William Gillespie image by Miriam Martincic.

Acrostics

Acrostics are texts in which certain letters and their positions spell a hidden message. Usually the first letters of every line spell a message when read vertically; typically this message was the name of the person the poem was addressed to.

The hidden text is called an "intext".

Lewis Carroll was fond of this form's ludic aspect and invented variations in which more than one secret message was encoded into the poem, in which the hidden messages are hard to find.

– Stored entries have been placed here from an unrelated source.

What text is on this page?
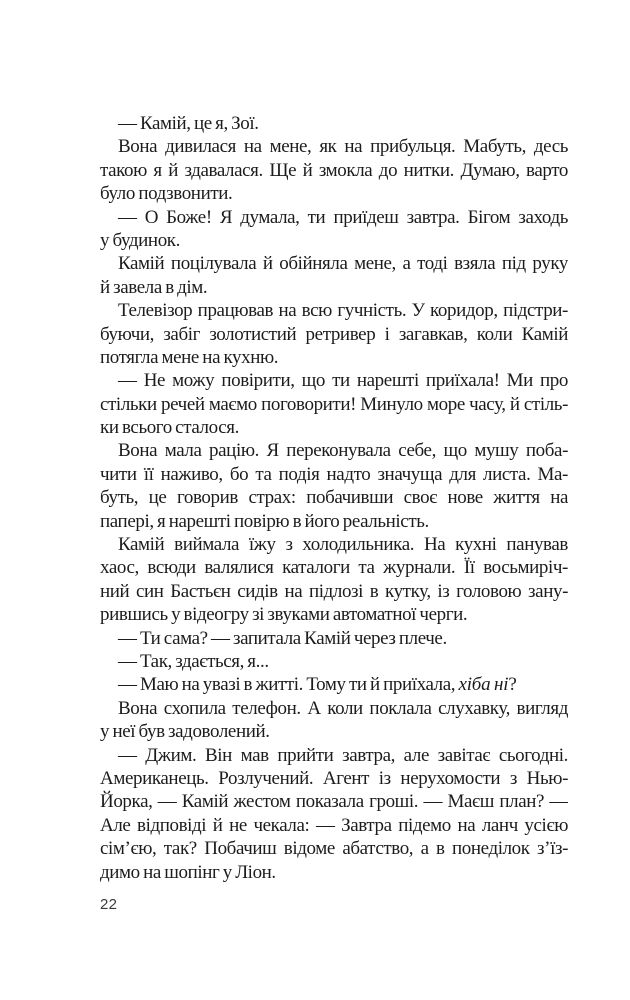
— Камій, це я, Зої.
Вона дивилася на мене, як на прибульця. Мабуть, десь
такою я й здавалася. Ще й змокла до нитки. Думаю, варто
було подзвонити.
— О Боже! Я думала, ти приїдеш завтра. Бігом заходь
у будинок.
Камій поцілувала й обійняла мене, а тоді взяла під руку
й завела в дім.
Телевізор працював на всю гучність. У коридор, підстри-
буючи, забіг золотистий ретривер і загавкав, коли Камій
потягла мене на кухню.
— Не можу повірити, що ти нарешті приїхала! Ми про
стільки речей маємо поговорити! Минуло море часу, й стіль-
ки всього сталося.
Вона мала рацію. Я переконувала себе, що мушу поба-
чити її наживо, бо та подія надто значуща для листа. Ма-
буть, це говорив страх: побачивши своє нове життя на
папері, я нарешті повірю в його реальність.
Камій виймала їжу з холодильника. На кухні панував
хаос, всюди валялися каталоги та журнали. Її восьмиріч-
ний син Бастьєн сидів на підлозі в кутку, із головою зану-
рившись у відеогру зі звуками автоматної черги.
— Ти сама? — запитала Камій через плече.
— Так, здається, я...
— Маю на увазі в житті. Тому ти й приїхала, хіба ні?
Вона схопила телефон. А коли поклала слухавку, вигляд
у неї був задоволений.
— Джим. Він мав прийти завтра, але завітає сьогодні.
Американець. Розлучений. Агент із нерухомости з Нью-
Йорка, — Камій жестом показала гроші. — Маєш план? —
Але відповіді й не чекала: — Завтра підемо на ланч усією
сім’єю, так? Побачиш відоме абатство, а в понеділок з’їз-
димо на шопінг у Ліон.
22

A Telestich is an Acrostic in the last letter of lines, and a Mesostich an Acrostic in the middle of words or lines, not necessarily the exact middle. John Cage wrote lots of mesostics, though these poems are not as constrained as true Acrostics, since Cage did not stipulate a letter position. The Diastic is a form used by Jackson Mac Low in which a word is encoded in a line of poetry with its first letter as the first letter of the first word, its second letter as the second letter of the second word, etc.

A Subliminal Sentence is a prose acrostic in which a message is encoded, letter-by-letter, into the first letter of every word, generally with each encoded word corresponding to a sentence of the poem. You could also write a subliminal sentence as a telestich (which is more difficult), or make it undecodable by not fixing the letter position, such that the letters forming the hidden text could appear in any position in their respective words. A Subliminaletter Poem is a technique in which a message is encoded into a poem at the rate of one letter per line or sentence by making each line or sentence of the poem a Transgram on the hidden letter. One could also encode a message into a poem at the rate of one letter per word by making each word of the poem have only one (repeated) consonant or vowel (Univocalic).

The illogical extension of the acrostic form is perhaps the crossword puzzle, the purest form perhaps the Word Square.

Howard Bergerson proposed the Automynorcagram, a recursive subliminal sentence that encodes itself, but I find this form frustrating, because it is a lost opportunity to encode a secret message, and because closure is impossible, as you will see if you try it.

Source

Dick Higgins (Pattern Poetry 1987 p. 171). Higgins dates the form to the 3rd Century BC in Greece.